Presence Of Special Education Teacher At IEP Meeting

In Mahoney v. Carlsbad Unified School District, the 9th circuit court of appeals considered the parents' allegations of procedural violations by the school district under the IDEA.  Among the points addressed by the court is the requirement under federal law that an IEP team must include "not less than one special education teacher, or where appropriate, not less than one special education provider of such child."  The obvious rationale behind this is to have someone knowledgeable about the student's special education issues and qualified to make recommendations.  The parents, whose child had a speech and language impairment, argued that the IEP team was improperly constituted becasue it did not include the child's current special education teacher.  Instead, the child's previous speech and language services provider was in attendance.  The court rejected the parents' argument stating that federal law does not require that it be the child's current teacher and that it was sufficient to have a provider who had at some point actually taught the student (which, the court determined, the speech provider had). 

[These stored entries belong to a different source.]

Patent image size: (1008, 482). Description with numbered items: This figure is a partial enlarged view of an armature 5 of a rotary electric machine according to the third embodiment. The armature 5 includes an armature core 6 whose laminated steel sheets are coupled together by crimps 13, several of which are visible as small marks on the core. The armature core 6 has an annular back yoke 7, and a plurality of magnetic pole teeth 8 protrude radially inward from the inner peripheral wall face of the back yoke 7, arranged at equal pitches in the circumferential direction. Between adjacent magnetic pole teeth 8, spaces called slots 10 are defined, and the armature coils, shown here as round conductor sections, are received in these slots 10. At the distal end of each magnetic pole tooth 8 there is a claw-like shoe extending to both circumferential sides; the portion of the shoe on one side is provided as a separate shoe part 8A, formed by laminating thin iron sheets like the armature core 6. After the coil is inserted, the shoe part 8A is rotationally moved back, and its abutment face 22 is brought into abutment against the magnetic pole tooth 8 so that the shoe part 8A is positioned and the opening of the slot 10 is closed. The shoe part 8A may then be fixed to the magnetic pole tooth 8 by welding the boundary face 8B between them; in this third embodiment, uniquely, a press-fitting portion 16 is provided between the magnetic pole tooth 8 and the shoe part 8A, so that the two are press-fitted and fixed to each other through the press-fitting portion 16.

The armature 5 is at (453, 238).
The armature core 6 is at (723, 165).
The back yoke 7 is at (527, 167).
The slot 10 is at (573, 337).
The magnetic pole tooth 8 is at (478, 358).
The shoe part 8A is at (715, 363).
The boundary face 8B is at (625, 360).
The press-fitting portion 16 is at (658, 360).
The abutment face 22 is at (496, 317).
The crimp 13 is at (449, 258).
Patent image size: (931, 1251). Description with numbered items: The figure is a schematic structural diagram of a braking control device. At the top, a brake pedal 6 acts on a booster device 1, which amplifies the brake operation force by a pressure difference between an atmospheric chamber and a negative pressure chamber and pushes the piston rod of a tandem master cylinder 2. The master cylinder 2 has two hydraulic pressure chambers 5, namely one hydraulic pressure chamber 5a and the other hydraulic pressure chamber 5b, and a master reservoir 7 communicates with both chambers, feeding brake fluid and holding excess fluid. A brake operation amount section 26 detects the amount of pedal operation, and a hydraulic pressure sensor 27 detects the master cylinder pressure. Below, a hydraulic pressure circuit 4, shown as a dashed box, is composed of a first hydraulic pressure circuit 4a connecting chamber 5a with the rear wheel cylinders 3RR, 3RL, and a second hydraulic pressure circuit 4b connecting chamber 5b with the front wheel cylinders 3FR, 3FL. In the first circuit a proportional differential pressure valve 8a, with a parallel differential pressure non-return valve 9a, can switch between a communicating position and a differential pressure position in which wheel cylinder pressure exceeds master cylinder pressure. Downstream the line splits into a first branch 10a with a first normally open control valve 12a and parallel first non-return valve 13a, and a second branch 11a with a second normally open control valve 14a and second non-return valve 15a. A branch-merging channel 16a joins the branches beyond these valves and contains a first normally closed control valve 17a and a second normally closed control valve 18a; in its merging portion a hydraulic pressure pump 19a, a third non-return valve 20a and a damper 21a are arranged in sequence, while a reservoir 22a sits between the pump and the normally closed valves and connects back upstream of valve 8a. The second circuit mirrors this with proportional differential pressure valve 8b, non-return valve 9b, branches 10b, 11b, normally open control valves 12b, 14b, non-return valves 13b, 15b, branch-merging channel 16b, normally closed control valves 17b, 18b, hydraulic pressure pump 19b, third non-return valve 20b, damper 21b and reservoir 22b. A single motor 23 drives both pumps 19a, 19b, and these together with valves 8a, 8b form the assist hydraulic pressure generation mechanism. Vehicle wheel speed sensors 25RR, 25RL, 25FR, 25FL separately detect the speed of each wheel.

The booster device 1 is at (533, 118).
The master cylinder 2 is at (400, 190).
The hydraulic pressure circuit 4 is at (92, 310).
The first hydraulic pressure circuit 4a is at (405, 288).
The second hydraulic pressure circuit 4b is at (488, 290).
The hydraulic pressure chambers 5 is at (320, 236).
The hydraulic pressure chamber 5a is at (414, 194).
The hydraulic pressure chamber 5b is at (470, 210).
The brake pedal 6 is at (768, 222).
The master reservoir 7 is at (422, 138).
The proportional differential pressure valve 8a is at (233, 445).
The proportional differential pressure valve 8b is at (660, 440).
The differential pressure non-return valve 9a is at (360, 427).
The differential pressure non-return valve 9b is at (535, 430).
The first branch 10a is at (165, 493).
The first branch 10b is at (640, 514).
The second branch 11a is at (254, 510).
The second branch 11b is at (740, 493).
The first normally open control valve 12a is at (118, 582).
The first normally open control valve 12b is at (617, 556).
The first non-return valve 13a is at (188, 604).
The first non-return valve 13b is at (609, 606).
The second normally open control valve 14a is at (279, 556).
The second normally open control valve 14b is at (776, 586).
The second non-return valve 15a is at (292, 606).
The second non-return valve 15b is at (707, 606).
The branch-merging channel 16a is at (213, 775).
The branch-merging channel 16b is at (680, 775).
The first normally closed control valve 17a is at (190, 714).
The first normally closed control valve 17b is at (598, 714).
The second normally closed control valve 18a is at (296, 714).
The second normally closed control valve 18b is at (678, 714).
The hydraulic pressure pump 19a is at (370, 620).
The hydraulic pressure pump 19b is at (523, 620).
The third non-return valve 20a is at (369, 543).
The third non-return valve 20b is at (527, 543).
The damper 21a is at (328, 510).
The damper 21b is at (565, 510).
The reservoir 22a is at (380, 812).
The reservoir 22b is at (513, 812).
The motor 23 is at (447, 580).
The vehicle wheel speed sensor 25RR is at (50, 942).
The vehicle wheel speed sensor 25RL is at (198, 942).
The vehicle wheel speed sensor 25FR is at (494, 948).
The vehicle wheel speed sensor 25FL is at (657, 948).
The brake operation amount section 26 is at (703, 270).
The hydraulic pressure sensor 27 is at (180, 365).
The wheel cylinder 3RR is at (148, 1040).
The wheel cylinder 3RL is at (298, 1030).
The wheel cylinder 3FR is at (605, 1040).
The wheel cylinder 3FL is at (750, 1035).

This case is an example that not every procedural violation will be deemed a denial of FAPE.  The violation must be shown to have deprived the parents of meaningful participation in the special education process or interfered with the student's ability to benefit from the educational program.  If it were the case that the special education professional had not worked with the child in several years, or the child's needs had changed, or the provider never really understood the child's needs...that would be cause for concern.  But here, the court believed that the speech provider had worked wtih the child recently enough and was enough to fulfill the requirements under federal law.  Judges and impartial hearing officers can be picky about this type of thing - you have to be able to show more than just a technical error.